While the Afghan team believe an agreement on the procedural rules might be reached within the next few days, critique suggests an unpredicted timeline for the negotiations if the contact groups remain cold about the disputed points.
“The contact groups negotiations will potentially resume tonight [Monday],” Ghulam Farooq Majroh, a delegate from Afghanistan, said prior to the meeting. “We will make efforts to agree on a procedure that will ease the negotiations. We hope to expedite the process and address the demand of the war-hit Afghans and we also hope to see flexibility from the other side.”
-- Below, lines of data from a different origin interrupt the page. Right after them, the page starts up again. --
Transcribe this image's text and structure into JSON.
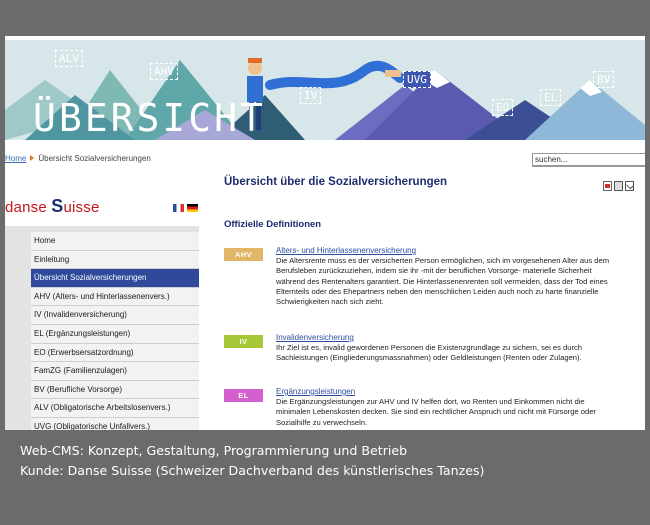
{
  "banner": {
    "title": "ÜBERSICHT",
    "tags": [
      "ALV",
      "AHV",
      "IV",
      "UVG",
      "EO",
      "EL",
      "BV"
    ]
  },
  "breadcrumb": {
    "home": "Home",
    "current": "Übersicht Sozialversicherungen"
  },
  "search": {
    "value": "suchen..."
  },
  "logo": {
    "part1": "danse ",
    "part2": "S",
    "part3": "uisse"
  },
  "sidebar": {
    "items": [
      {
        "label": "Home"
      },
      {
        "label": "Einleitung"
      },
      {
        "label": "Übersicht Sozialversicherungen",
        "active": true
      },
      {
        "label": "AHV (Alters- und Hinterlassenenvers.)"
      },
      {
        "label": "IV (Invalidenversicherung)"
      },
      {
        "label": "EL (Ergänzungsleistungen)"
      },
      {
        "label": "EO (Erwerbsersatzordnung)"
      },
      {
        "label": "FamZG (Familienzulagen)"
      },
      {
        "label": "BV (Berufliche Vorsorge)"
      },
      {
        "label": "ALV (Obligatorische Arbeitslosenvers.)"
      },
      {
        "label": "UVG (Obligatorische Unfallvers.)"
      }
    ]
  },
  "main": {
    "title": "Übersicht über die Sozialversicherungen",
    "section_title": "Offizielle Definitionen",
    "entries": [
      {
        "badge": "AHV",
        "color": "#e2b666",
        "title": "Alters- und Hinterlassenenversicherung",
        "text": "Die Altersrente muss es der versicherten Person ermöglichen, sich im vorgesehenen Alter aus dem Berufsleben zurückzuziehen, indem sie ihr -mit der beruflichen Vorsorge- materielle Sicherheit während des Rentenalters garantiert. Die Hinterlassenenrenten soll vermeiden, dass der Tod eines Elternteils oder des Ehepartners neben den menschlichen Leiden auch noch zu harte finanzielle Schwierigkeiten nach sich zieht."
      },
      {
        "badge": "IV",
        "color": "#a7c738",
        "title": "Invalidenversicherung",
        "text": "Ihr Ziel ist es, invalid gewordenen Personen die Existenzgrundlage zu sichern, sei es durch Sachleistungen (Eingliederungsmassnahmen) oder Geldleistungen (Renten oder Zulagen)."
      },
      {
        "badge": "EL",
        "color": "#d35fcf",
        "title": "Ergänzungsleistungen",
        "text": "Die Ergänzungsleistungen zur AHV und IV helfen dort, wo Renten und Einkommen nicht die minimalen Lebenskosten decken. Sie sind ein rechtlicher Anspruch und nicht mit Fürsorge oder Sozialhilfe zu verwechseln."
      }
    ]
  },
  "caption": {
    "line1": "Web-CMS: Konzept, Gestaltung, Programmierung und Betrieb",
    "line2": "Kunde: Danse Suisse (Schweizer Dachverband des künstlerisches Tanzes)"
  },
  "colors": {
    "nav_active": "#2f4a9a",
    "title_blue": "#1e2c6e",
    "link_blue": "#2a4ea0",
    "logo_red": "#c4141b"
  }
}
“There isn’t any problem in the process that doesn’t have a solution. There is a need to work on the mechanisms and agree on one and begin formal negotiations,” said Sharifa Zurmati, member of the republic’s negotiating team, as
quoted by TOLOnews.
Both sides have agreed on 18 of 20 articles for the procedural rules; the
two main articles – religious basis for the talks and connection of the US-Taliban deal with the negotiations – remain unsolved.
The Taliban insist, first, to consider Hanafi jurisprudence for solving any possible dispute arising during the negotiations, and second, the foundation for the talks should be the peace deal signed with the United States in late February.
But the Afghan team has rejected the Taliban’s demands, while suggesting alternatives.
“Breaking the deadlock in the ongoing talks in Qatar has three solutions: First, more cooperation should be done with Americans to ease their [Taliban’s] stance. The second solution goes through Islamabad and you can work diplomatically with Islamabad to put pressure on the Taliban. The third solution goes through the battlefield,” said Idris Rahmani, a US-based analyst.
On September 12, Afghan and the Taliban delegations, including international allies, attended the
opening ceremony of intra-Afghan negotiations in Qatari capital Doha, in a bid to end the “longest” war American fought in Afghanistan.